Toutefois celui-ci n’est pas nouveau ni propre à l’OTAN, mais est emprunté à la communication de l’Union sur la Chine de 2019. Mais alors que les Européens évoquaient alors les Chinois également comme des concurrents et des partenaires, la communication transatlantique est beaucoup moins nuancée. Sans toutefois amener les Européens à se renier.

Il est ainsi intéressant de regarder ce communiqué dans le détail, car cela permet de relativiser la place qu’y occupe la Chine. Elle est mentionnée dans deux paragraphes qu’il faut mettre en comparaison avec les quinze paragraphes consacrés à la Russie, parfois très durs à son égard. Il y a une vraie divergence d’appréciation sur la question chinoise entre dirigeants américains et européens. Si pour les États-Unis, la menace chinoise est cruciale et réelle, la position des Européens est beaucoup plus nuancée. La montée en puissance de la Chine n’est pas perçue avec la même crainte ni la même urgence en Europe. Les Européens ne souhaitent pas foncièrement entrer dans un trop grand antagonisme vis-à-vis du partenaire chinois.

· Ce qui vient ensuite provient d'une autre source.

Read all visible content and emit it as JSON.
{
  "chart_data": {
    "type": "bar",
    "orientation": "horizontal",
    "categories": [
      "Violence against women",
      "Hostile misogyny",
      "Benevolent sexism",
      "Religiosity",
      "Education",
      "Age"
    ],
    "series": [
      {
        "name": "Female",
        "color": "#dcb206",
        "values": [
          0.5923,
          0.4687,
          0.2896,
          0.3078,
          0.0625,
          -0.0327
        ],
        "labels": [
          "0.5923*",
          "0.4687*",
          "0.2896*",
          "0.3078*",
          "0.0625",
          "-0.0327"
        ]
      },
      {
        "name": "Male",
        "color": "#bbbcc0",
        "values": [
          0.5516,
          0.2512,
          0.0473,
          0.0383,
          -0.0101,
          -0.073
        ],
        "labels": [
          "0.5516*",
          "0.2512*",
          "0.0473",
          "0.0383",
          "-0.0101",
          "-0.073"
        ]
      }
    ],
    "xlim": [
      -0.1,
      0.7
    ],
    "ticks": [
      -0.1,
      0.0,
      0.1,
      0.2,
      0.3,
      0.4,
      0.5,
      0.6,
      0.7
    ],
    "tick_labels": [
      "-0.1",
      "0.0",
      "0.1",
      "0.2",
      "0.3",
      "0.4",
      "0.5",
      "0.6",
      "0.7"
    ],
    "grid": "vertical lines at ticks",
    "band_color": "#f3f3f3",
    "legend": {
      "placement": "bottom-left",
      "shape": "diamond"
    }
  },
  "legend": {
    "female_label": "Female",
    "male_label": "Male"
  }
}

À l’avenir, la relation avec la Chine sera un thermomètre intéressant du degré d’autonomie stratégique atteint par les Européens. Une partie de cette autonomie stratégique des Européens va se jouer dans leur capacité à dévier de la politique américaine en matière chinoise, à ne pas systématiquement s’aligner sur celle-ci. Il ne faut toutefois pas s’attendre à ce que l’Union européenne soit à équidistance des deux rivaux, car les Européens n’ont pas la même relation avec les Américains et avec les Chinois.

Dans le cadre de la reprise d’un dialogue transatlantique courtois et serein sur les questions stratégiques, dont ce sommet de l’OTAN est l’illustration, où en sont les projets d’autonomie/de souveraineté stratégique, qui avaient été nourris particulièrement au cours de la présidence de Donald Trump ?

Il est clair que la présidence Trump a été un formidable argument pour le développement d’une autonomie stratégique européenne. Et, il est vrai que l’élection de Biden a suscité des craintes, en particulier en France, à propos d’un retour en arrière dans le débat sur l’utilité d’une autonomie stratégique européenne. Toutefois, cette notion ne devrait pas disparaître, et ce, pour plusieurs raisons. D’une part, les Européens ont conscience qu’il n’est pas exclu que Trump ou qu’un nouveau Trump soit élu dans l’avenir ce qui menacerait de nouveau la sécurité des Européens. D’autre part, l’autonomie stratégique européenne s’est développée bien au-delà des questions de défense et de sécurité, et notamment en matière industrielle et technologique. La crise de Covid-19 a été un formidable argument pour le développement de cette notion – dont la définition est évolutive – dans ces domaines. Cette définition quelque peu floue qui agace les plus cartésiens permet aux Européens d’avoir un vrai échange sur la relation qu’ils souhaitent avoir collectivement avec le monde et sur la manière dont ils souhaitent traiter la question des interdépendances entre l’Union européenne et le reste du monde.

La notion d’autonomie stratégique européenne est là pour rester de manière durable. Tout l’enjeu sera de savoir si cette autonomie stratégique va aussi continuer à se développer en matière de défense et de sécurité. Un certain nombre d’outils, comme le Fonds européen de défense pour le développement des capacités européennes, devrait concourir à maintenir le débat ouvert. Il n’y a bien sûr pas encore de consensus sur ces enjeux, mais le débat va donc continuer et c’est le plus important.